Giles Coghlan: Well, HYCM already has experience in successfully withstanding some of the biggest market crashes and major volatility over the years, so, our clients can be sure that they’re trading with one of the most solid and secure brokers in the world.
In fact, in terms of traders generally, they do favour volatility; so you do tend to see an uptick in trading activity whenever you get global events like these causing large swings in asset prices. And many brokers have been reporting increased volumes at this time. So generally speaking, it has been quite good for business.
However, the record high volatility also provides challenges. It is a very difficult investment environment, and the kind of uncertainty in markets at the moment favours a much shorter-term horizon, as longer-term investments – particularly early in the year – were crowded with considerable uncertainty.
For traders it actually has been a really good time to take advantage of some of our free online webinars and workshops, that are located on the HYCM website, and hosted by myself every week; in order to really enrich and deepen their trading skills and knowledge.
World Finance: So with your analyst’s hat on, what assets do you think will perform well in today’s environment?
Giles Coghlan: Well this is one topic that I’ve been speaking a lot with HYCM clients about. And this could be a really excellent time for commodities, as global growth starts to get going again on global vaccine hopes.
Now this could also be a very, very good time for gold. The Federal Reserve is set to keep interest rates at low levels right through 2023; the US is on the verge at the moment of releasing a large stimulus package, and quantitative easing levels are at record levels. So one of the key areas that we’ll be looking at is how quickly the Federal Reserve looks at raising interest rates. And as long as they keep interest rates low, you would expect that to be very good for gold, which has grown and gained in value in all of the last major financial crises that we’ve had. So gold long still looks good right now – but we need to keep a careful eye on what the Federal Reserve does.
Copper also looks very good from a medium-to-long term. Electric vehicles are growing in popularity, and they’re thought to account for about 9.4 percent of copper demand by 2030. And the current level is 2.4 percent. So we are over the medium term expecting a good boost in copper prices. So you would expect dips in copper to find buyers in the medium term.
Another interesting commodity is nickel. According to Morgan Stanley, electric car sales are seen to boost nickel the most of all the commodities used in producing an electric vehicle. So they predict that over the next five to 10 years there’s going to be a heavy investment in nickel mining, and a greater demand for nickel itself. So over the next five to 10 years, the commodity nickel could be a great investment.

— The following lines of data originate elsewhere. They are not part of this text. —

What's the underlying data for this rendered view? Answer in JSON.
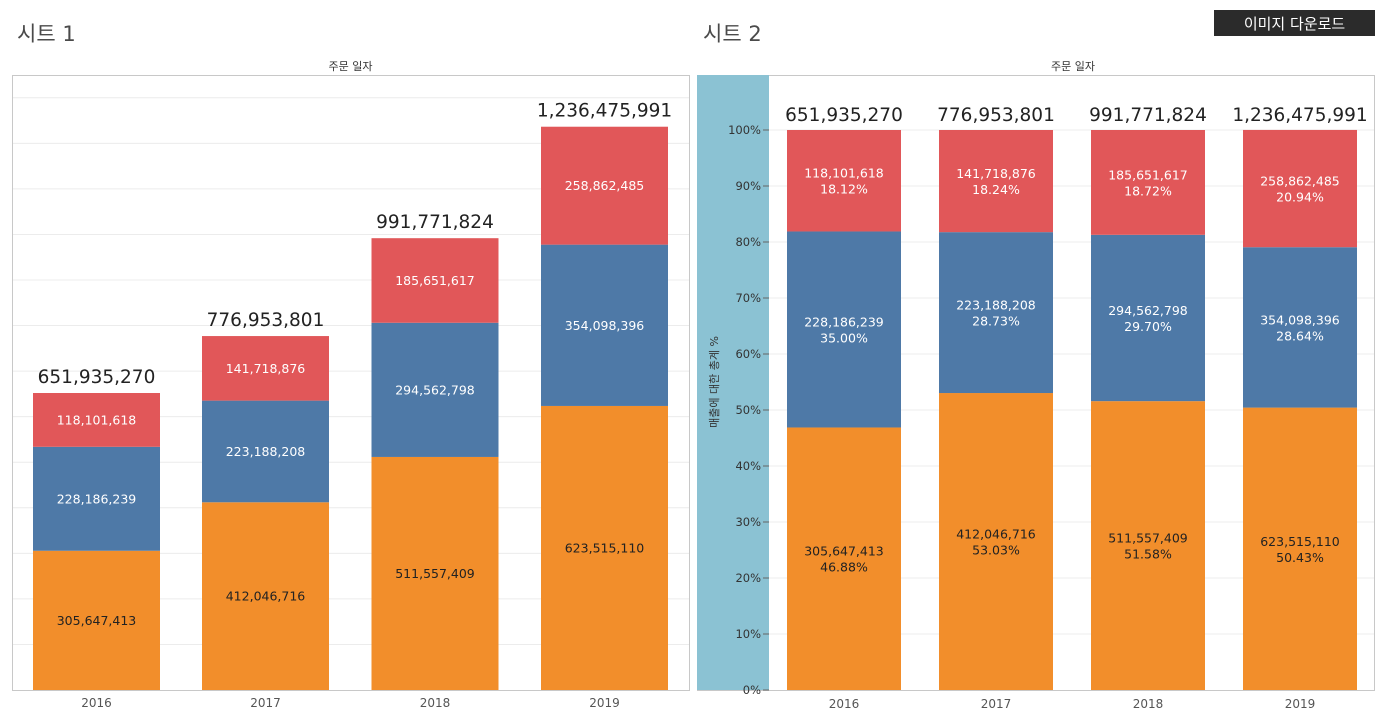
{
  "sheets": [
    {
      "title": "시트 1"
    },
    {
      "title": "시트 2"
    }
  ],
  "download_button_label": "이미지 다운로드",
  "colors": {
    "orange": "#f28e2b",
    "blue": "#4e79a7",
    "red": "#e15759",
    "axis_band": "#8bc2d3",
    "grid": "#ececec",
    "frame": "#c8c8c8"
  },
  "chart_data": [
    {
      "type": "bar",
      "stacked": true,
      "header": "주문 일자",
      "categories": [
        "2016",
        "2017",
        "2018",
        "2019"
      ],
      "series": [
        {
          "values": [
            305647413,
            412046716,
            511557409,
            623515110
          ],
          "labels": [
            "305,647,413",
            "412,046,716",
            "511,557,409",
            "623,515,110"
          ]
        },
        {
          "values": [
            228186239,
            223188208,
            294562798,
            354098396
          ],
          "labels": [
            "228,186,239",
            "223,188,208",
            "294,562,798",
            "354,098,396"
          ]
        },
        {
          "values": [
            118101618,
            141718876,
            185651617,
            258862485
          ],
          "labels": [
            "118,101,618",
            "141,718,876",
            "185,651,617",
            "258,862,485"
          ]
        }
      ],
      "totals": [
        651935270,
        776953801,
        991771824,
        1236475991
      ],
      "total_labels": [
        "651,935,270",
        "776,953,801",
        "991,771,824",
        "1,236,475,991"
      ],
      "ylim": [
        0,
        1350000000
      ]
    },
    {
      "type": "bar",
      "stacked": true,
      "normalized": true,
      "header": "주문 일자",
      "ylabel": "매출에 대한 총계 %",
      "categories": [
        "2016",
        "2017",
        "2018",
        "2019"
      ],
      "yticks": [
        "0%",
        "10%",
        "20%",
        "30%",
        "40%",
        "50%",
        "60%",
        "70%",
        "80%",
        "90%",
        "100%"
      ],
      "series": [
        {
          "percents": [
            46.88,
            53.03,
            51.58,
            50.43
          ],
          "value_labels": [
            "305,647,413",
            "412,046,716",
            "511,557,409",
            "623,515,110"
          ],
          "percent_labels": [
            "46.88%",
            "53.03%",
            "51.58%",
            "50.43%"
          ]
        },
        {
          "percents": [
            35.0,
            28.73,
            29.7,
            28.64
          ],
          "value_labels": [
            "228,186,239",
            "223,188,208",
            "294,562,798",
            "354,098,396"
          ],
          "percent_labels": [
            "35.00%",
            "28.73%",
            "29.70%",
            "28.64%"
          ]
        },
        {
          "percents": [
            18.12,
            18.24,
            18.72,
            20.94
          ],
          "value_labels": [
            "118,101,618",
            "141,718,876",
            "185,651,617",
            "258,862,485"
          ],
          "percent_labels": [
            "18.12%",
            "18.24%",
            "18.72%",
            "20.94%"
          ]
        }
      ],
      "total_labels": [
        "651,935,270",
        "776,953,801",
        "991,771,824",
        "1,236,475,991"
      ],
      "ylim": [
        0,
        100
      ]
    }
  ]
}
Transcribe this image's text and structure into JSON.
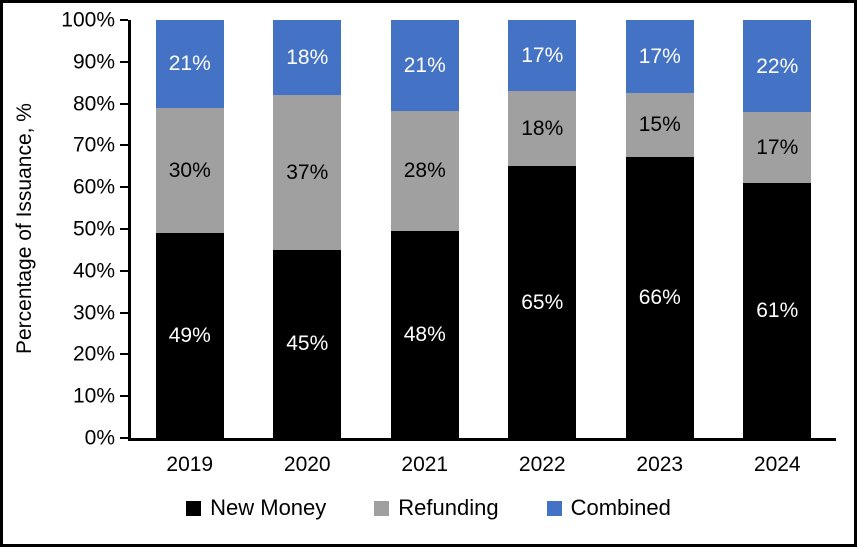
{
  "chart_data": {
    "type": "bar",
    "stacked": true,
    "title": "",
    "xlabel": "",
    "ylabel": "Percentage of Issuance, %",
    "ylim": [
      0,
      100
    ],
    "grid": false,
    "legend_position": "bottom",
    "y_ticks": [
      {
        "value": 0,
        "label": "0%"
      },
      {
        "value": 10,
        "label": "10%"
      },
      {
        "value": 20,
        "label": "20%"
      },
      {
        "value": 30,
        "label": "30%"
      },
      {
        "value": 40,
        "label": "40%"
      },
      {
        "value": 50,
        "label": "50%"
      },
      {
        "value": 60,
        "label": "60%"
      },
      {
        "value": 70,
        "label": "70%"
      },
      {
        "value": 80,
        "label": "80%"
      },
      {
        "value": 90,
        "label": "90%"
      },
      {
        "value": 100,
        "label": "100%"
      }
    ],
    "categories": [
      "2019",
      "2020",
      "2021",
      "2022",
      "2023",
      "2024"
    ],
    "series": [
      {
        "name": "New Money",
        "color": "#000000",
        "label_color": "#ffffff",
        "values": [
          49,
          45,
          48,
          65,
          66,
          61
        ],
        "labels": [
          "49%",
          "45%",
          "48%",
          "65%",
          "66%",
          "61%"
        ]
      },
      {
        "name": "Refunding",
        "color": "#a0a0a0",
        "label_color": "#000000",
        "values": [
          30,
          37,
          28,
          18,
          15,
          17
        ],
        "labels": [
          "30%",
          "37%",
          "28%",
          "18%",
          "15%",
          "17%"
        ]
      },
      {
        "name": "Combined",
        "color": "#4472c4",
        "label_color": "#ffffff",
        "values": [
          21,
          18,
          21,
          17,
          17,
          22
        ],
        "labels": [
          "21%",
          "18%",
          "21%",
          "17%",
          "17%",
          "22%"
        ]
      }
    ]
  }
}
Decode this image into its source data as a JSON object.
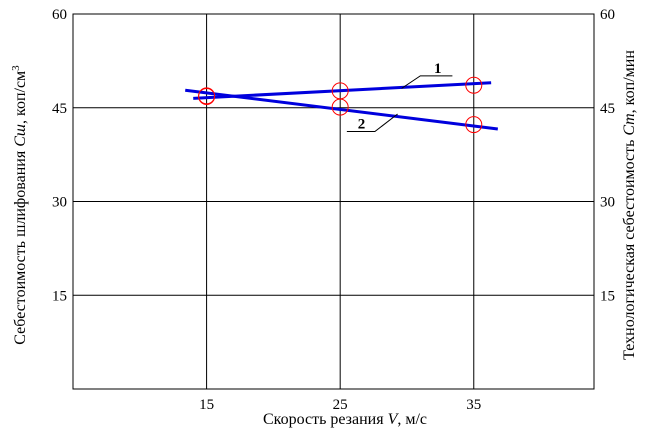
{
  "chart_data": {
    "type": "line",
    "x_ticks": [
      "15",
      "25",
      "35"
    ],
    "y_ticks_left": [
      "60",
      "45",
      "30",
      "15"
    ],
    "y_ticks_right": [
      "60",
      "45",
      "30",
      "15"
    ],
    "xlabel": "Скорость резания V, м/с",
    "ylabel_left": "Себестоимость шлифования Cш, коп/см³",
    "ylabel_right": "Технологическая себестоимость Cт, коп/мин",
    "xlim": [
      5,
      44
    ],
    "ylim": [
      0,
      60
    ],
    "grid": true,
    "series": [
      {
        "name": "1",
        "color": "#0000dd",
        "line": [
          [
            14,
            46.5
          ],
          [
            36.3,
            49.0
          ]
        ],
        "points": [
          [
            15,
            46.8
          ],
          [
            25,
            47.7
          ],
          [
            35,
            48.6
          ]
        ]
      },
      {
        "name": "2",
        "color": "#0000dd",
        "line": [
          [
            13.4,
            47.8
          ],
          [
            36.8,
            41.6
          ]
        ],
        "points": [
          [
            15,
            46.9
          ],
          [
            25,
            45.1
          ],
          [
            35,
            42.3
          ]
        ]
      }
    ],
    "marker_color": "#ff0000"
  }
}
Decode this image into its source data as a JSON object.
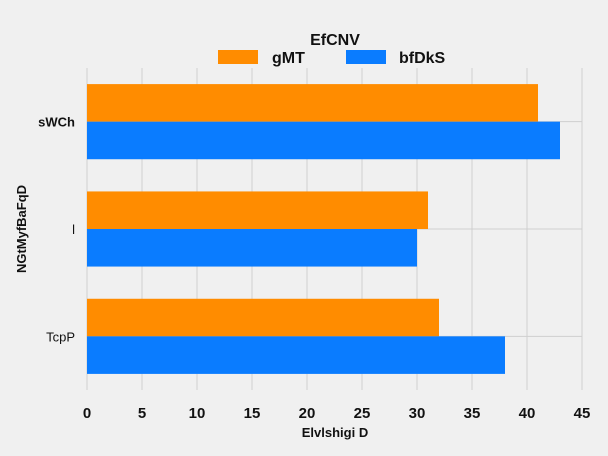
{
  "chart_data": {
    "type": "bar",
    "orientation": "horizontal",
    "title": "EfCNV",
    "xlabel": "Elvlshigi D",
    "ylabel": "NGtMyfBaFqD",
    "categories": [
      "sWCh",
      "l",
      "TcpP"
    ],
    "series": [
      {
        "name": "gMT",
        "color": "#ff8c00",
        "values": [
          41,
          31,
          32
        ]
      },
      {
        "name": "bfDkS",
        "color": "#0a7cff",
        "values": [
          43,
          30,
          38
        ]
      }
    ],
    "xlim": [
      0,
      45
    ],
    "xticks": [
      "0",
      "5",
      "10",
      "15",
      "20",
      "25",
      "30",
      "35",
      "40",
      "45"
    ],
    "grid": true,
    "legend_position": "top-center"
  }
}
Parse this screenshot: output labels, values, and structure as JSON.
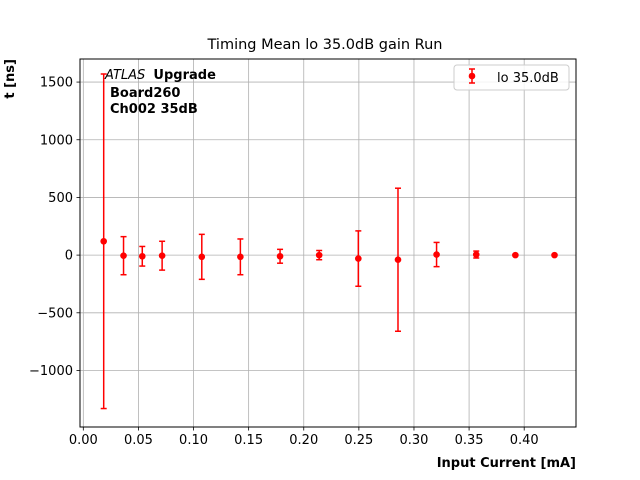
{
  "chart_data": {
    "type": "scatter",
    "title": "Timing Mean lo 35.0dB gain Run",
    "xlabel": "Input Current [mA]",
    "ylabel": "t [ns]",
    "xlim": [
      -0.003,
      0.447
    ],
    "ylim": [
      -1490,
      1700
    ],
    "xticks": [
      "0.00",
      "0.05",
      "0.10",
      "0.15",
      "0.20",
      "0.25",
      "0.30",
      "0.35",
      "0.40"
    ],
    "xtick_values": [
      0.0,
      0.05,
      0.1,
      0.15,
      0.2,
      0.25,
      0.3,
      0.35,
      0.4
    ],
    "yticks": [
      "−1000",
      "−500",
      "0",
      "500",
      "1000",
      "1500"
    ],
    "ytick_values": [
      -1000,
      -500,
      0,
      500,
      1000,
      1500
    ],
    "grid": true,
    "legend_position": "top-right",
    "color": "#ff0000",
    "annotation": {
      "italic": "ATLAS",
      "bold": "Upgrade",
      "line2": "Board260",
      "line3": "Ch002 35dB"
    },
    "series": [
      {
        "name": "lo 35.0dB",
        "points": [
          {
            "x": 0.0185,
            "y": 120,
            "err": 1450
          },
          {
            "x": 0.0365,
            "y": -5,
            "err": 165
          },
          {
            "x": 0.0535,
            "y": -10,
            "err": 85
          },
          {
            "x": 0.0715,
            "y": -5,
            "err": 125
          },
          {
            "x": 0.1075,
            "y": -15,
            "err": 195
          },
          {
            "x": 0.1425,
            "y": -15,
            "err": 155
          },
          {
            "x": 0.1785,
            "y": -10,
            "err": 60
          },
          {
            "x": 0.214,
            "y": 0,
            "err": 40
          },
          {
            "x": 0.2495,
            "y": -30,
            "err": 240
          },
          {
            "x": 0.2855,
            "y": -40,
            "err": 620
          },
          {
            "x": 0.3205,
            "y": 5,
            "err": 105
          },
          {
            "x": 0.3565,
            "y": 5,
            "err": 30
          },
          {
            "x": 0.392,
            "y": 0,
            "err": 5
          },
          {
            "x": 0.4275,
            "y": 0,
            "err": 5
          }
        ]
      }
    ]
  }
}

World Finance: And how about currency trades?
Giles Coghlan: Well I think the currencies that you’d expect to benefit from this environment are currencies that are pro-cyclical in growth. So, typically the Australian dollar and the New Zealand dollar would benefit from a boost in commodity prices. If the US dollar weakens, that would further benefit the Antipodean currencies like the Australian dollar and the New Zealand dollar. And perhaps an AUD/JPY long, or a NZD/JPY long, could be a great trade over the medium to longer term, as we come out of this medical crisis.